16 Then He said to him, "A certain man gave a great supper and invited many,
17 and sent his servant at supper time to say to those who were invited, 'Come, for all things are now ready.'
18 But they all with one accord began to make excuses. The first said to him, 'I have bought a piece of ground, and I must go and see it. I ask you to have me excused.'
19 And another said, 'I have bought five yoke of oxen, and I am going to test them. I ask you to have me excused.'
20 Still another said, 'I have married a wife, and therefore I cannot come.'
21 So that servant came and reported these things to his master. Then the master of the house, being angry, said to his servant, 'Go out quickly into the streets and lanes of the city, and bring in here the poor and the maimed and the lame and the blind.'
22 And the servant said, 'Master, it is done as you commanded, and still there is room.'
23 Then the master said to the servant, 'Go out into the highways and hedges, and compel them to come in, that my house may be filled.

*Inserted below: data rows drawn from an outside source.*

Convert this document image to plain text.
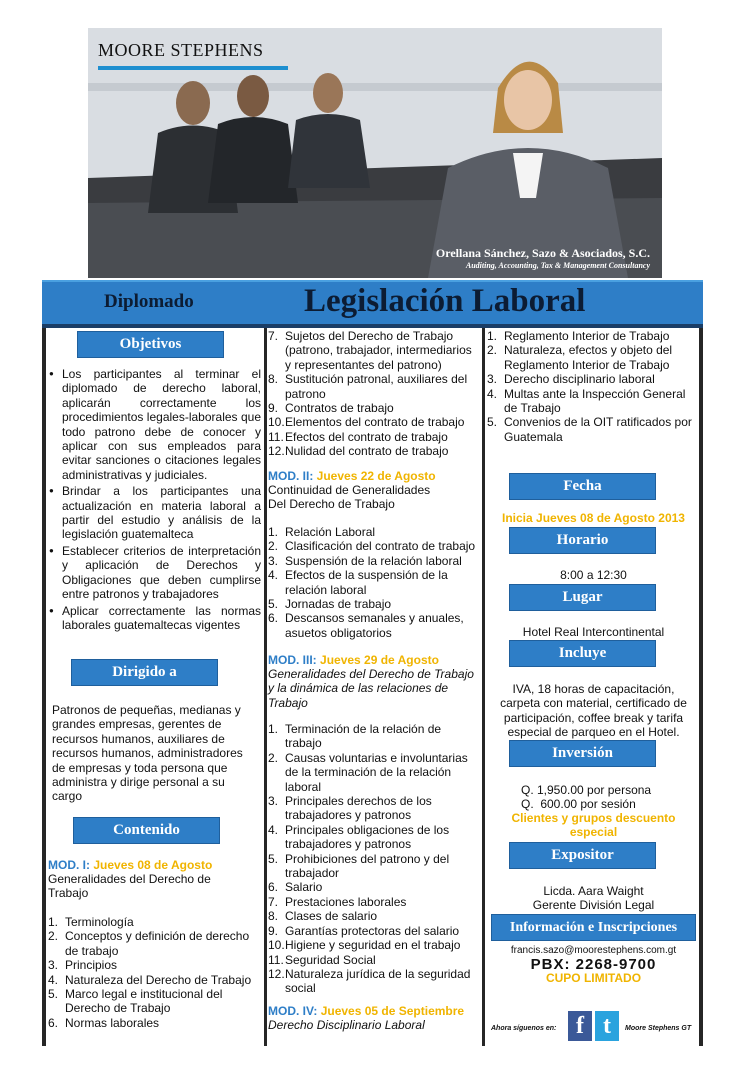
MOORE STEPHENS
Orellana Sánchez, Sazo & Asociados, S.C.
Auditing, Accounting, Tax & Management Consultancy
Diplomado	Legislación Laboral
Objetivos
● Los participantes al terminar el diplomado de derecho laboral, aplicarán correctamente los procedimientos legales-laborales que todo patrono debe de conocer y aplicar con sus empleados para evitar sanciones o citaciones legales administrativas y judiciales.
● Brindar a los participantes una actualización en materia laboral a partir del estudio y análisis de la legislación guatemalteca
● Establecer criterios de interpretación y aplicación de Derechos y Obligaciones que deben cumplirse entre patronos y trabajadores
● Aplicar correctamente las normas laborales guatemaltecas vigentes
Dirigido a
Patronos de pequeñas, medianas y grandes empresas, gerentes de recursos humanos, auxiliares de recursos humanos, administradores de empresas y toda persona que administra y dirige personal a su cargo
Contenido
MOD. I: Jueves 08 de Agosto
Generalidades del Derecho de Trabajo
1. Terminología
2. Conceptos y definición de derecho de trabajo
3. Principios
4. Naturaleza del Derecho de Trabajo
5. Marco legal e institucional del Derecho de Trabajo
6. Normas laborales
7. Sujetos del Derecho de Trabajo (patrono, trabajador, intermediarios y representantes del patrono)
8. Sustitución patronal, auxiliares del patrono
9. Contratos de trabajo
10. Elementos del contrato de trabajo
11. Efectos del contrato de trabajo
12. Nulidad del contrato de trabajo
MOD. II: Jueves 22 de Agosto
Continuidad de Generalidades Del Derecho de Trabajo
1. Relación Laboral
2. Clasificación del contrato de trabajo
3. Suspensión de la relación laboral
4. Efectos de la suspensión de la relación laboral
5. Jornadas de trabajo
6. Descansos semanales y anuales, asuetos obligatorios
MOD. III: Jueves 29 de Agosto
Generalidades del Derecho de Trabajo y la dinámica de las relaciones de Trabajo
1. Terminación de la relación de trabajo
2. Causas voluntarias e involuntarias de la terminación de la relación laboral
3. Principales derechos de los trabajadores y patronos
4. Principales obligaciones de los trabajadores y patronos
5. Prohibiciones del patrono y del trabajador
6. Salario
7. Prestaciones laborales
8. Clases de salario
9. Garantías protectoras del salario
10. Higiene y seguridad en el trabajo
11. Seguridad Social
12. Naturaleza jurídica de la seguridad social
MOD. IV: Jueves 05 de Septiembre
Derecho Disciplinario Laboral
1. Reglamento Interior de Trabajo
2. Naturaleza, efectos y objeto del Reglamento Interior de Trabajo
3. Derecho disciplinario laboral
4. Multas ante la Inspección General de Trabajo
5. Convenios de la OIT ratificados por Guatemala
Fecha
Inicia Jueves 08 de Agosto 2013
Horario
8:00 a 12:30
Lugar
Hotel Real Intercontinental
Incluye
IVA, 18 horas de capacitación, carpeta con material, certificado de participación, coffee break y tarifa especial de parqueo en el Hotel.
Inversión
Q. 1,950.00 por persona
Q.  600.00 por sesión
Clientes y grupos descuento especial
Expositor
Licda. Aara Waight
Gerente División Legal
Información e Inscripciones
francis.sazo@moorestephens.com.gt
PBX: 2268-9700
CUPO LIMITADO
Ahora síguenos en: f t	Moore Stephens GT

24 For I say to you that none of those men who were invited shall taste my supper.' "
Luke Chapter 14 (Commentary)
14:15-24: The man sitting at the table with Jesus envisioned the glory of God's Kingdom, but he did not yet understand how to have a share in it. In Jesus' story, many people turned down the invitation to the banquet because the timing was inconvenient. We, too, may resist or delay responding to God's invitation, and our excuses may sound reasonable--work duties, family responsibilities, financial needs, or other reasons. Nevertheless, God's invitation is the most important event in your life, no matter how inconveniently it may be timed. Are you making excuses to avoid responding to God's call? Jesus reminds us that the time will come when God will pull his invitation and offer it to others--then it will be too late to get into the banquet.
14:16ff: The custom was to send two invitations to a party: the first to announce the event and the second to tell the guests that everything was ready. The guests in Jesus' story insulted the host by making excuses when he issued the second invitation. In Israel's history, God's first invitation came from Moses and the prophets; the second came from his Son. The religious leaders accepted the first invitation. They believed that God had called them to be his people, but they insulted God by refusing to accept his Son. Thus, as the master in the story sent his servant into the streets to invite the needy to his banquet, so God sent his Son to a whole world of needy people to tell them that God's Kingdom had arrived and was ready for them.
14:16ff: In this chapter we read Jesus' words against seeking status and in favor of hard work and even suffering. Let us not lose sight of the end result of all our humility and self-sacrifice--a joyous banquet with our Lord! God never asks us to suffer for the sake of suffering. He never asks us to give up something good unless he plans to replace it with something even better. Jesus is not calling us to join him in a labor camp but in a feast--the wedding feast of the Lamb (Revelation 19:6-9), when God and his beloved church will be joined forever.